O final aproxima-se para uma das plataformas mais antigas e icónicas da internet em Portugal, mas o seu legado pode não desaparecer. A Assembleia da República aprovou uma recomendação oficial para que o Governo intervenha e preserve a memória digital e os conteúdos públicos atualmente alojados no Sapo Blogs, que tem encerramento marcado para o mês de junho. Esta medida, detalhada numa resolução publicada pelo Diário da República, procura evitar que milhares de páginas de história, opinião e cultura portuguesa sejam apagadas para sempre.
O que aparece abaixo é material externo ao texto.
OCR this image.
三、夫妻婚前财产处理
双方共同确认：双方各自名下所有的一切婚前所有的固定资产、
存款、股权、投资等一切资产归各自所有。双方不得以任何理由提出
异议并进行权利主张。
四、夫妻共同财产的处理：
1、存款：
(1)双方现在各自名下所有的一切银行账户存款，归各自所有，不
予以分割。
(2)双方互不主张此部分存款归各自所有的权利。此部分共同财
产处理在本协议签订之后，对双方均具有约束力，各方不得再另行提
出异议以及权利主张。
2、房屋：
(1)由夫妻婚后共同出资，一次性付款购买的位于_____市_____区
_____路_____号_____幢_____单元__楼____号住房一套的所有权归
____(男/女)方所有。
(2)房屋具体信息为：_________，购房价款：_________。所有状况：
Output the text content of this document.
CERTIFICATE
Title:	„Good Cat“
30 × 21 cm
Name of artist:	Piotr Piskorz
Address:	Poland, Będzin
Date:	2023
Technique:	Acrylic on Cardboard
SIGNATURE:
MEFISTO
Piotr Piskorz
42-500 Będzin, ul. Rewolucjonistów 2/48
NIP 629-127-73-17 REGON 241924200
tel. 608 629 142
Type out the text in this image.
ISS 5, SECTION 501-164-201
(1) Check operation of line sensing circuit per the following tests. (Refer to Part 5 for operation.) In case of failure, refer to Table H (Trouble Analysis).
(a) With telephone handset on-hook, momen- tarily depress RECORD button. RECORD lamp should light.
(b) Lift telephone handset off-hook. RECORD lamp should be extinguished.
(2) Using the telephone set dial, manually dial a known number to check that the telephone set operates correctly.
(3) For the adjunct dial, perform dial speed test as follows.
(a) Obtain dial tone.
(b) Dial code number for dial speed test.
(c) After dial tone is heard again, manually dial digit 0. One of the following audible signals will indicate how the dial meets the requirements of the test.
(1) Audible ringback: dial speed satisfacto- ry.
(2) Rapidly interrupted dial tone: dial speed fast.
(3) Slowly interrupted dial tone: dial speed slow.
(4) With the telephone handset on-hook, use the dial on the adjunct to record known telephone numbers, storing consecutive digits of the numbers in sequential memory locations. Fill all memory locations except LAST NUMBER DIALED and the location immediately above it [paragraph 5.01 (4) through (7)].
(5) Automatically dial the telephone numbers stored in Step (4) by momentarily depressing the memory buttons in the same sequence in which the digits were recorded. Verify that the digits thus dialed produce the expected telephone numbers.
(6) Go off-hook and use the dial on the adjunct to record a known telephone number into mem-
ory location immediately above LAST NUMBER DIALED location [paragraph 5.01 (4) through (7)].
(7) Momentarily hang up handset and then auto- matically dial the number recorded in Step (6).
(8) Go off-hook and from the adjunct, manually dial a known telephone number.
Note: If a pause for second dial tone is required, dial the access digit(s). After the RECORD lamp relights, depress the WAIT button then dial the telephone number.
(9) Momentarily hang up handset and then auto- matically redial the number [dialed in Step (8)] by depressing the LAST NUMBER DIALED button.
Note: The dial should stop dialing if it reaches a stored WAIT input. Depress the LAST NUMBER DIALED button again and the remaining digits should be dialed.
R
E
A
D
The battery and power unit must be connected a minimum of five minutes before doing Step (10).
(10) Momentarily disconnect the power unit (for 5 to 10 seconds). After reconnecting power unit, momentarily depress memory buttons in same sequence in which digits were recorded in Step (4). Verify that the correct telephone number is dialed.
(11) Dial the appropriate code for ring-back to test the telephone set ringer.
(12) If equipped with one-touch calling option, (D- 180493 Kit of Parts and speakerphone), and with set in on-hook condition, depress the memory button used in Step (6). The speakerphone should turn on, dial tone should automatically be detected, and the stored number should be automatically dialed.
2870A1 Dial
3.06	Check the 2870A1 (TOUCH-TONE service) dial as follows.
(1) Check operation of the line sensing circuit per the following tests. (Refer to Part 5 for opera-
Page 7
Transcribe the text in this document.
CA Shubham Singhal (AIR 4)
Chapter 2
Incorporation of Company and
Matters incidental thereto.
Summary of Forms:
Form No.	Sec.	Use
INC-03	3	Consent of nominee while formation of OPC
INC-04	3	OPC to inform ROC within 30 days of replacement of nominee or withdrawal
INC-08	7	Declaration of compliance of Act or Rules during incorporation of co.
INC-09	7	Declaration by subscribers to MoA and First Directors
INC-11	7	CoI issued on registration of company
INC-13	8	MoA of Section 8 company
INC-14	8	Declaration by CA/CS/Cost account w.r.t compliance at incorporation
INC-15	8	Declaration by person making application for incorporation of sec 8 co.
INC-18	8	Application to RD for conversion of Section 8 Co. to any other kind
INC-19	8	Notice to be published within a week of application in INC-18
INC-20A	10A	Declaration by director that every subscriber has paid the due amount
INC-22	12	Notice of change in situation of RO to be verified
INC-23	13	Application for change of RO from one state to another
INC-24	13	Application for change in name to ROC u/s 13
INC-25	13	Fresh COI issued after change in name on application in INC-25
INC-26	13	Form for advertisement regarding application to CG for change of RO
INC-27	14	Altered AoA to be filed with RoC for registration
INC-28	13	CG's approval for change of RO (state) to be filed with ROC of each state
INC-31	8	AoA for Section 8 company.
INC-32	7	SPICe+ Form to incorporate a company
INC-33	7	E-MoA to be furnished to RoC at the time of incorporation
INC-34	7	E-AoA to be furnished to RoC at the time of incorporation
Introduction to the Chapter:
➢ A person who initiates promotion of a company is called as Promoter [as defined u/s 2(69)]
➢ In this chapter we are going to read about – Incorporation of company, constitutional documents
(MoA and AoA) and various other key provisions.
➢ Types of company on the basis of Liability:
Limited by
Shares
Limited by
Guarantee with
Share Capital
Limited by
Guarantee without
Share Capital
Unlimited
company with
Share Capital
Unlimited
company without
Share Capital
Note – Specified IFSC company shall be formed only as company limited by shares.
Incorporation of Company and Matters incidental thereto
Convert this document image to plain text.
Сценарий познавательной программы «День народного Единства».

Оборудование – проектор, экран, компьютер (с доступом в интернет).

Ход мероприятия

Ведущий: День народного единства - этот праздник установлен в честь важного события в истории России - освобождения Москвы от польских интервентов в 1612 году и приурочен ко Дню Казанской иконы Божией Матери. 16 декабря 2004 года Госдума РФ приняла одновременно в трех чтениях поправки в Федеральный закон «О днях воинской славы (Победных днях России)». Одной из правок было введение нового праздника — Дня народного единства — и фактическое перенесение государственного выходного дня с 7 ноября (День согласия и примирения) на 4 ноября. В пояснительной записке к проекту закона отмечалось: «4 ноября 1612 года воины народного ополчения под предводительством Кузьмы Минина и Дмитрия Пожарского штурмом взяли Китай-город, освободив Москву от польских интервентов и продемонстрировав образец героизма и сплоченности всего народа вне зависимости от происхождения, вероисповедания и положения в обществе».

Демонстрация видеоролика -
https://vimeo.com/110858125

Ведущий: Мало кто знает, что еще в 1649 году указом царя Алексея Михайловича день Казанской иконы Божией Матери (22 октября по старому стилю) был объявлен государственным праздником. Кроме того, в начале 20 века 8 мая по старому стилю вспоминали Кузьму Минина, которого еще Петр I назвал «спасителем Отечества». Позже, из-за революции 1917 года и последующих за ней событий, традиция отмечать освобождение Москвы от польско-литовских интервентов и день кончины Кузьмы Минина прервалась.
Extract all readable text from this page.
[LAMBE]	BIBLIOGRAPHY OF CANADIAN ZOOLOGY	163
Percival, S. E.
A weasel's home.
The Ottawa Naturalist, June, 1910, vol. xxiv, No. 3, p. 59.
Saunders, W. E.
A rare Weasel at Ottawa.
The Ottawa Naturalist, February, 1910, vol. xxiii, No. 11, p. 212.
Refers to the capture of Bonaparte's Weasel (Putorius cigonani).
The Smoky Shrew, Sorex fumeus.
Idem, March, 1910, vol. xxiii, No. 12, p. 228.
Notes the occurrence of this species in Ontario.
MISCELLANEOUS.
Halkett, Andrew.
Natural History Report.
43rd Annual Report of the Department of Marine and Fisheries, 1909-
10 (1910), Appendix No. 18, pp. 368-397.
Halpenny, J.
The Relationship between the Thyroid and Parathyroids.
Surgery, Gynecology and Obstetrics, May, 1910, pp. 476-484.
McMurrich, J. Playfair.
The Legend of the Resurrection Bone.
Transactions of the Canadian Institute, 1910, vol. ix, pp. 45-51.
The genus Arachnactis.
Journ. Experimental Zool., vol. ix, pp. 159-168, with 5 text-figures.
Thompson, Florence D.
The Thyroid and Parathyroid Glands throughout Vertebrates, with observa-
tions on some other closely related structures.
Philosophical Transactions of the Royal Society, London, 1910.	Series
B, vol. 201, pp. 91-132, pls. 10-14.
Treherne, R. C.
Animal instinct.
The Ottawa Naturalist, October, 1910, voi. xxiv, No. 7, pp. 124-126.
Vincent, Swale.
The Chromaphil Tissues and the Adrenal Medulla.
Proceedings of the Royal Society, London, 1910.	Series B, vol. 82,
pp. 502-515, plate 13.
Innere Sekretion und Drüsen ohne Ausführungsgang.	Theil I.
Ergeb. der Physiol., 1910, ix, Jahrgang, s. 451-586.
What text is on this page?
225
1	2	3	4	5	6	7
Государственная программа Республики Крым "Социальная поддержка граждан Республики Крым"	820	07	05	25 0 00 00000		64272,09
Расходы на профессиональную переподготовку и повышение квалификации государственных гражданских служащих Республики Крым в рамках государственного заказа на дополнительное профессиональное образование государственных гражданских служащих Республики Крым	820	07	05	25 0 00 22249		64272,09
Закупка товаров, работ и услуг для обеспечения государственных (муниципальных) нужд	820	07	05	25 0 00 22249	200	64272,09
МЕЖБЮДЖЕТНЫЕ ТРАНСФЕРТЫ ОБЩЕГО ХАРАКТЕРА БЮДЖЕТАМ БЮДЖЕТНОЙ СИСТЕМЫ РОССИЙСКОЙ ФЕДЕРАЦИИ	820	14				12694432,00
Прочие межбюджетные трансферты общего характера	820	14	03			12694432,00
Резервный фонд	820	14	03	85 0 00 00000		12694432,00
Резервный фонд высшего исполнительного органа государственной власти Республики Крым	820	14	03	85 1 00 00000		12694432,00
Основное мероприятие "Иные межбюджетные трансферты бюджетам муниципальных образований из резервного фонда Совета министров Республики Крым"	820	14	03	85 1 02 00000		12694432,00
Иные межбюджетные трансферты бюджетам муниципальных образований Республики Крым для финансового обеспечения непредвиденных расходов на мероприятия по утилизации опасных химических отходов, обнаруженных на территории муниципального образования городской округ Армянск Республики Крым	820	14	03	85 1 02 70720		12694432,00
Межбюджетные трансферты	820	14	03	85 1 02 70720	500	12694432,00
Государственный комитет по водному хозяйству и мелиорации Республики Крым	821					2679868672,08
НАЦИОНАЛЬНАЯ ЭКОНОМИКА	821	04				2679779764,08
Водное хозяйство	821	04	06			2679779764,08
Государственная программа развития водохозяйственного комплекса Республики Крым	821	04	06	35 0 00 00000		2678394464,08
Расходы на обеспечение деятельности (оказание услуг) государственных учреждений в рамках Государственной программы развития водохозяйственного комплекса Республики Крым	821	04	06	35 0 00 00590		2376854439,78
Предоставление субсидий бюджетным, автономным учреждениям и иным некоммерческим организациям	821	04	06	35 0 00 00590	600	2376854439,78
Um resgate digital antes do encerramento
O projeto original, que tinha sido aprovado na generalidade em abril por iniciativa da Iniciativa Liberal, incentiva o executivo a criar pontes de diálogo urgentes com a empresa responsável pelo serviço. O objetivo é desenhar uma solução técnica que permita guardar a totalidade do acervo público antes da data limite de eliminação. A intenção passa por mover este histórico para repositórios públicos, garantindo um autêntico arquivo de informação acessível a todos.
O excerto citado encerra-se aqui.